The Academic Staff Union of Universities (ASUU) has raised concerns regarding the substantial electricity expenses incurred by universities across the nation, which are estimated to reach N275 billion annually, particularly in light of the recent hike in electricity tariffs. Prof. Emmanuel Osodeke, the National President of ASUU, advocated for a per-unit billing system as the universities’ electricity costs surged by 300 percent, now amounting to N21.480 billion monthly.
In April 2024, the Nigerian Electricity Regulatory Commission announced a significant increase in the electricity tariff for Band A customers, raising it from N68/KWh to N225/KWh, representing a 300 percent increase. Universities fall under Band A, where they typically receive electricity for a minimum of 20 hours each day. However, many institutions have expressed their distress over the escalating electricity costs resulting from this new policy.
Electricity is a vital resource for universities, essential for laboratories, libraries, and other critical functions. Prior to the tariff increase, all 274 universities in Nigeria collectively paid N5,252,000,000 monthly, totaling N63,024,000,000 annually. Following the increase, their monthly expenditure has risen to N21,480,000,000 and N257,760,000,000 annually. Research indicates that the University of Lagos, which previously incurred an average bill of N180 million, now faces a monthly power cost of N300 million.
In an interview, Osodeke insisted that the Federal Government must ensure equitable treatment for all consumers, highlighting the sharp rise in electricity tariffs. He stressed that all users should be billed according to their actual electricity consumption, applying a uniform rate rather than categorizing them into different bands.
Osodeke further criticized the Band-A classification for universities, arguing that electricity tariffs are a national issue that extends beyond universities. He contended that the practice of categorizing consumers into bands, such as Band A or Band B, is fundamentally flawed, advocating instead for billing based on actual consumption with a consistent per-unit rate applicable to all users.
The Committees of Pro-Chancellors and Vice-Chancellors of Nigerian Universities have advocated for a reduction in electricity tariffs applicable to all 274 universities across Nigeria. As reported by the Secretary-General of CVCNU, Prof. Yakubu Ochefu, the average monthly electricity expenditure for first-generation universities has surged from approximately N80 million to N300 million, while second-generation universities have seen an increase from N50 million to N200 million.
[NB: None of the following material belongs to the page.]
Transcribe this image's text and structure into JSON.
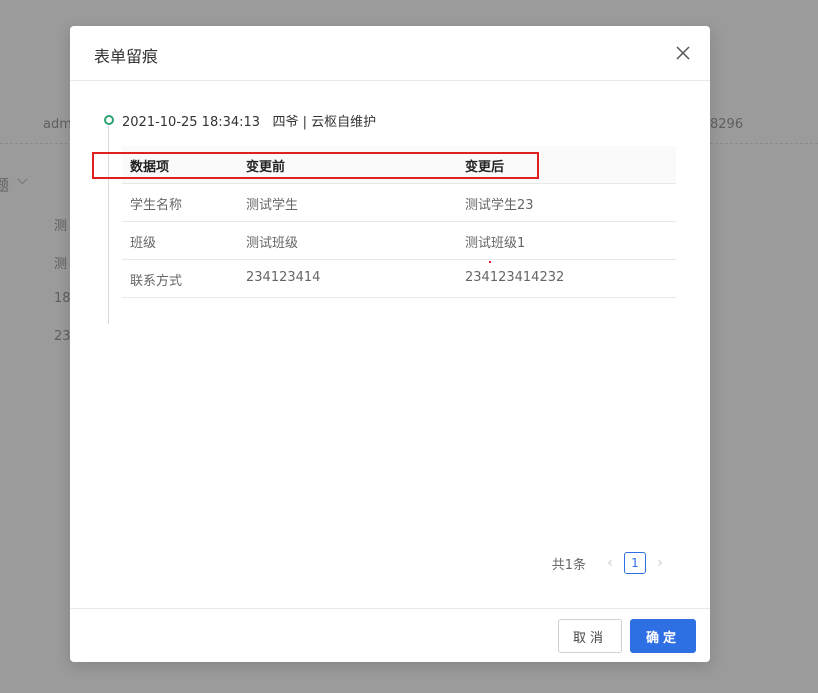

He stated, “Electricity expenses for first-generation technical and agricultural universities have escalated from N30 million to N150 million. Similarly, first-generation state universities experienced a rise from N30 million to N150 million. Second-generation state universities, established in 1999/2000, also faced the same increase, from N30 million to N150 million. “Costs for first and second-generation private universities have grown from N10 million to N60 million, while universities founded by former President Goodluck Jonathan have seen their monthly expenses rise from N20 million to N100 million.”
Ochefu emphasized that the committee of vice-chancellors has formally communicated with the Federal Government regarding this issue, which is now under the purview of the pro-chancellors. He warned that without government concessions, students may be required to pay an additional N80,000 for electricity.
“The vice-chancellors have fulfilled their responsibilities. With the inauguration of the pro-chancellors, they will continue the efforts initiated by the vice-chancellors, as this is a critical funding concern. For instance, we previously reported that universities incurred annual electricity costs of N1.2 billion to N1.3 billion”. With the revised tariffs, this amount has escalated to nearly N4 billion annually.
It raises the question of how universities are expected to generate such funds. When calculated, this translates to monthly expenses between N250 million and N300 million. In contrast, the 2024 budget allocated less than N150 million annually for power, water, and overhead costs, despite a previous budget of N1.2 billion per annum, resulting in a shortfall of nearly N900 million.